A combination of two potent anti-HIV antibodies has conferred long-lasting immunity to monkeys infected with a simian equivalent of the deadly virus, scientists have announced. They argue that this kind of immunotherapy should be further explored as a way of controlling HIV and facilitating its clearance by the immune system.

Antiretroviral therapy (ART) is a combination of medications that slows down the rate at which HIV multiplies in the body. While it does not "cure" people, it allows them to live a long and healthy life. Along with better prevention, ART is credited to have save 7.8 million lives over the last 15 years.

However, if people stop taking ART, HIV can re-emerge, even if their viral load levels are low. Dormant versions of the virus hide in the body's latent HIV reservoirs, ready to start replicating as soon as patients go off their drugs. This is one of the most important challenges to efficiently treating HIV-infected individuals today.

In the study, now published in the journal Nature, scientists from The Rockefeller University and the National Institutes of Health in the US have hypothesised that antibodies given very soon after an infection could stop viral DNA from integrating into the genome of host cells, and thus prevent the formation of HIV reservoirs.

Such a therapy may induce potent immunity to HIV, allowing the host to control the infection and preventing the return of the virus on the long term.

Macaque monkeys immunity

The team has worked with 13 macaques monkeys which they infected with simian-human immunodeficiency virus (SHIV) – a model of HIV infection.

Three days after inoculation – early on in the infection – the monkeys were given three intravenous infusions of two potent broadly neutralising HIV antibodies known as 3BNC117 and 10-1074, over a two-week period.

These antibodies were first identified during a previous study looking at elite controllers, a group of rare patients with an immune system capable of fighting the virus. They work by binding to distinct sites on the virus neutralise it and help the immune system clear it from the body.
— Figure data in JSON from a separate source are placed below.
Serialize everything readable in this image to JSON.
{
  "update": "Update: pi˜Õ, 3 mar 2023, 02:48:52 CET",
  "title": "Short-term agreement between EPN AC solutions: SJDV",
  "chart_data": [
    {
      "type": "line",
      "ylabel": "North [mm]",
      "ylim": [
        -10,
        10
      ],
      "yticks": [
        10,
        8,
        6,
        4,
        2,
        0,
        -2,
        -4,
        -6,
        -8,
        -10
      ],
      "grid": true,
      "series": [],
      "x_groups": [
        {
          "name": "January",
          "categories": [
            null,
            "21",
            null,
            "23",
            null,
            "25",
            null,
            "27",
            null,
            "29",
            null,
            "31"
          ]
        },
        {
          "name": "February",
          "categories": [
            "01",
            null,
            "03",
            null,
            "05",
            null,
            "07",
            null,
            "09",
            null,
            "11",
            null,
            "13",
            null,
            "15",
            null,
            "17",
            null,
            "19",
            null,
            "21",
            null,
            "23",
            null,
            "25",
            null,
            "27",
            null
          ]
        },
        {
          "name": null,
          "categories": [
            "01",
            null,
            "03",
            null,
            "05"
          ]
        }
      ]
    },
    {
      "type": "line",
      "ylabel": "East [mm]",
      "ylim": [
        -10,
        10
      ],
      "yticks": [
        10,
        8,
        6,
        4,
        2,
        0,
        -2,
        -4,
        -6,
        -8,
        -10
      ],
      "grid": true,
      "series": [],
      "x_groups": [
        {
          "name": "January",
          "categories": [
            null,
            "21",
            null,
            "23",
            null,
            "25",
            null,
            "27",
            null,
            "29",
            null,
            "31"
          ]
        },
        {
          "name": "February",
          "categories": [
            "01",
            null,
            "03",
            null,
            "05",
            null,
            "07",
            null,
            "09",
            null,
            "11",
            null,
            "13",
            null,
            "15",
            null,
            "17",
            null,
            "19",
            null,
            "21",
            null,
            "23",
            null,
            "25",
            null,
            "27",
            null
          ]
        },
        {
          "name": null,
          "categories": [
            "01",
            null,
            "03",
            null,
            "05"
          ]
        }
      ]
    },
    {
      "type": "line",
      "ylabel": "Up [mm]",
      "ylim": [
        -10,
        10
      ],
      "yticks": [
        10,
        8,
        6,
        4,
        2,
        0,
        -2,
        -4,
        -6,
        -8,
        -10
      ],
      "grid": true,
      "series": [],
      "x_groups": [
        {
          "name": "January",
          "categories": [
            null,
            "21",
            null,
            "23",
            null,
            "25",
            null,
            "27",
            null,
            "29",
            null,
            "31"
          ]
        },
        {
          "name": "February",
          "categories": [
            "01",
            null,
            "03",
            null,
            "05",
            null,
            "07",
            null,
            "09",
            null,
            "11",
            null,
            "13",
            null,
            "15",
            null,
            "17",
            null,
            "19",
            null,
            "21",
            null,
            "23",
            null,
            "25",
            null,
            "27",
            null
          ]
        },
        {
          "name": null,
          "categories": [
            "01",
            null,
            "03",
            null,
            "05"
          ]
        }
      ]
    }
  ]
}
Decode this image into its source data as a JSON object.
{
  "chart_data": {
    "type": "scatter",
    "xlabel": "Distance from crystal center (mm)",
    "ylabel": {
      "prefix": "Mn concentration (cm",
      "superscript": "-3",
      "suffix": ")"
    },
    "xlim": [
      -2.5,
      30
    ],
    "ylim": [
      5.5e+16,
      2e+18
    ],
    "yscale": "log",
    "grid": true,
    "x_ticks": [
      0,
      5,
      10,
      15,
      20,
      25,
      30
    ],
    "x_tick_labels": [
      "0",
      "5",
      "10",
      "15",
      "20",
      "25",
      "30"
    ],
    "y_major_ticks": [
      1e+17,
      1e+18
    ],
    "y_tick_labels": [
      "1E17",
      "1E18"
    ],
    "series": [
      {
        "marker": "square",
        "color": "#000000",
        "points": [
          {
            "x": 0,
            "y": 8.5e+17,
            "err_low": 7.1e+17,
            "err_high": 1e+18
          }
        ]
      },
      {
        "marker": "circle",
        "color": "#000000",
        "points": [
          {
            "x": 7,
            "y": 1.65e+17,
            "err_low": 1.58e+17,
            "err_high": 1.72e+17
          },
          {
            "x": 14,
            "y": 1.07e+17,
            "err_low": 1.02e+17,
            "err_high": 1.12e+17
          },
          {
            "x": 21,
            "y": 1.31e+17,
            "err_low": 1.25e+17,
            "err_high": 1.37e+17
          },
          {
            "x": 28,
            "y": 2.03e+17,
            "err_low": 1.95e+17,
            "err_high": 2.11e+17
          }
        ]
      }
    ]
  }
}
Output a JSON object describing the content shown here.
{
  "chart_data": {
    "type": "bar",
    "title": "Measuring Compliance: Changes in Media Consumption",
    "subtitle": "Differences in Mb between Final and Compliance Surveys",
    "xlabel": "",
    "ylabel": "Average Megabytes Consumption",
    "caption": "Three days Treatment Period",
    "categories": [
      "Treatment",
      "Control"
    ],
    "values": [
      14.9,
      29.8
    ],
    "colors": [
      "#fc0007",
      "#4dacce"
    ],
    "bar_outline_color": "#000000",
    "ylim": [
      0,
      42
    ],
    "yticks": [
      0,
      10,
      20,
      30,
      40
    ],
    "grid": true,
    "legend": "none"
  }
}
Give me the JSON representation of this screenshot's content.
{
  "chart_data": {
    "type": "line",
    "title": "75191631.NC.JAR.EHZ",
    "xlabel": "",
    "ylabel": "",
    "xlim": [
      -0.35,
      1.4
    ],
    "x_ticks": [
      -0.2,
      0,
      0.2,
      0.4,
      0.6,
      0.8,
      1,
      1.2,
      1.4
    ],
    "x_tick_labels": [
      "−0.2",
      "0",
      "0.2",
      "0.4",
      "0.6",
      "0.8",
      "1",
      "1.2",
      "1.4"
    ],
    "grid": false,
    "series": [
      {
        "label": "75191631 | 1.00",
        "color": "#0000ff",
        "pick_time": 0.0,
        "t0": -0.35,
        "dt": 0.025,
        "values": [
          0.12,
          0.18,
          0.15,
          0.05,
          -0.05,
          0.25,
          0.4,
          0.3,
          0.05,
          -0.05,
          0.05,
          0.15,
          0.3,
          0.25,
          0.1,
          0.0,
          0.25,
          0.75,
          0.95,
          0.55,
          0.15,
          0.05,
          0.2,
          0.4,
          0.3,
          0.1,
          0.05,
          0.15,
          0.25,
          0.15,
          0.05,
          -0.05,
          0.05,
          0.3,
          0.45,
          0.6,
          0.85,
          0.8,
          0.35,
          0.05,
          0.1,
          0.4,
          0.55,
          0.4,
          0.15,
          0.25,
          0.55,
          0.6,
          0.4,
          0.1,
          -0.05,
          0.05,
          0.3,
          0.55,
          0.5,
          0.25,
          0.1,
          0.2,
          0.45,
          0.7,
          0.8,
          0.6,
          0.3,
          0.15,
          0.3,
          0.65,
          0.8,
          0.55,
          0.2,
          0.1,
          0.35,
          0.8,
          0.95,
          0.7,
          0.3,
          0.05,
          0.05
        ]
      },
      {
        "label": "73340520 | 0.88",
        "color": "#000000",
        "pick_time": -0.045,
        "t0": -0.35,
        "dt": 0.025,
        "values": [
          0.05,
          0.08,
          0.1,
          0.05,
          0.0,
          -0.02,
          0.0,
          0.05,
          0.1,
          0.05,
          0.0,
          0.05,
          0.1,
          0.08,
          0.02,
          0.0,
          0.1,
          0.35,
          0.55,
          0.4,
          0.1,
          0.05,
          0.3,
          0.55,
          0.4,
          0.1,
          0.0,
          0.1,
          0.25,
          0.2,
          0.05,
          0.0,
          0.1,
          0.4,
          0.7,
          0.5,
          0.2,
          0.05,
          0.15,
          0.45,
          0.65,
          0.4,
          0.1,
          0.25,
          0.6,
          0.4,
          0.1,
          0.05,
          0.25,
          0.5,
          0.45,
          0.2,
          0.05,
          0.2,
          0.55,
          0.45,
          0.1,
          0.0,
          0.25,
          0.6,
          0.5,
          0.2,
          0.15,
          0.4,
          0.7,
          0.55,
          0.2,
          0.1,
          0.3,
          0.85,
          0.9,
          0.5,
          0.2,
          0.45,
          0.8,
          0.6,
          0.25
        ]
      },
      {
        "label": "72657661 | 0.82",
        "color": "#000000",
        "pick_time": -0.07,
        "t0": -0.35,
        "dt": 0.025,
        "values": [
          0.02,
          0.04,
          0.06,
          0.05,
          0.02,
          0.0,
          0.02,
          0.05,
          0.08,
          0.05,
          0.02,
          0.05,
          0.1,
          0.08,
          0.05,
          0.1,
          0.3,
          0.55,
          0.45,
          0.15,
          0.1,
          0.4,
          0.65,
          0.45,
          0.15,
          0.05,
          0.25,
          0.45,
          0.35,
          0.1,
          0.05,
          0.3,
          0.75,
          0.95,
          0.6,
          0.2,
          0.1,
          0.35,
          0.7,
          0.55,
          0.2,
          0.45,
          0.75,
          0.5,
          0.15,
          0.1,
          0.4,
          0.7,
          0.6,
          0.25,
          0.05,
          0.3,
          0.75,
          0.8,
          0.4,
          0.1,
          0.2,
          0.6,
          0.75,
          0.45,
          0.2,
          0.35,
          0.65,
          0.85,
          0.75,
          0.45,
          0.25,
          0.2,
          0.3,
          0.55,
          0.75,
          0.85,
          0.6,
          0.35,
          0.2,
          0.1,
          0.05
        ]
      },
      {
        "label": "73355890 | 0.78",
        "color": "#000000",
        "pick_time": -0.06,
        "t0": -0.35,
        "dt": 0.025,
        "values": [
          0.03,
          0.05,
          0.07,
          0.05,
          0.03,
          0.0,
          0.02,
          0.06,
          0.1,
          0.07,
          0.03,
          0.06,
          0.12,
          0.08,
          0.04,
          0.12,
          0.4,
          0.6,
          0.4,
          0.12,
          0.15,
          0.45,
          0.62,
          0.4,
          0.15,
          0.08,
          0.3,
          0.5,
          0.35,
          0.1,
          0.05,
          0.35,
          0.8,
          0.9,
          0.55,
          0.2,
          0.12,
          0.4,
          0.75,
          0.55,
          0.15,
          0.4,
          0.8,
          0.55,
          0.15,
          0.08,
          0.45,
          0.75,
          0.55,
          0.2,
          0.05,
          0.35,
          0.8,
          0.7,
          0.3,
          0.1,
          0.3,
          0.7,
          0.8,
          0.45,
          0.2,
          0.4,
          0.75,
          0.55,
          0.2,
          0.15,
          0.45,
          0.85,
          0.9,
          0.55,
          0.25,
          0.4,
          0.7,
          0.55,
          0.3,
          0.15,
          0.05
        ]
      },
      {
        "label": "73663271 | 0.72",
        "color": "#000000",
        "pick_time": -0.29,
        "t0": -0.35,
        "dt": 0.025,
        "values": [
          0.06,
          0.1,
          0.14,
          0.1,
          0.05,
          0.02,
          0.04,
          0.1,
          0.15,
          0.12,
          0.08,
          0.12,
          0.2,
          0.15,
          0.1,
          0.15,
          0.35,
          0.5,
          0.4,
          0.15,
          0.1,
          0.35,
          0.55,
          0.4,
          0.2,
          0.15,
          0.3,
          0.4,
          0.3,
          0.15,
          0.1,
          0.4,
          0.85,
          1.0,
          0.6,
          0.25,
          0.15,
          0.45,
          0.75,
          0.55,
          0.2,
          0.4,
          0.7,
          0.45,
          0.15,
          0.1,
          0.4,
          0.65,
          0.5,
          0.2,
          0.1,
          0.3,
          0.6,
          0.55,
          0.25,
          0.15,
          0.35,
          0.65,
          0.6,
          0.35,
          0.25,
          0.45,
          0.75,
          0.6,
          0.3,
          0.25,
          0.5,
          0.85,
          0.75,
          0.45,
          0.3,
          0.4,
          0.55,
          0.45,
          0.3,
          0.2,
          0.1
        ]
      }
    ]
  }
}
As expected, the treatment suppressed the virus to low levels with these positive effects lasting up to six months. However, when the antibodies cleared out, the virus re-emerged in all monkeys, except one – in a similar fashion as to what occurs when people interrupt their treatment.

But then, between 5 and 22 months after that, the immune system of six of the monkeys spontaneously regained control of the virus and brought it down to undetectable levels for another 5 to 13 months.

Although they didn't bring it completely under control, four more animals maintained extremely low levels of SHIV in the blood for two to three years after infection.

HIV drug treatment
ART is credited to having saved many lives in the last 15 years. Bruce Forster

These findings suggest a beneficial role of the two antibodies on the long-term, even once they are cleared form the body, to control an HIV infection. "Taken together, this indicates that 10 of the 13 bNAb-treated monkeys benefited from early immunotherapy", the scientists write. It is not clear how these findings would be applied to humans but they are hopeful that the impact of the antibodies on SHIV would be similar on HIV.

The researchers thought that immune cells known as CD8+ T cells may be responsible for this long-term immunity.

They tested this hypothesis, providing six of the monkeys with an antibody that targets and depletes these immune cells.

The researchers observed that as the level of CD8+ T decreased, the level of SHIV increased. This suggests that CD8+ T cells indeed play an important role in controlling SHIV replication and that they are crucial to the success of immunotherapy.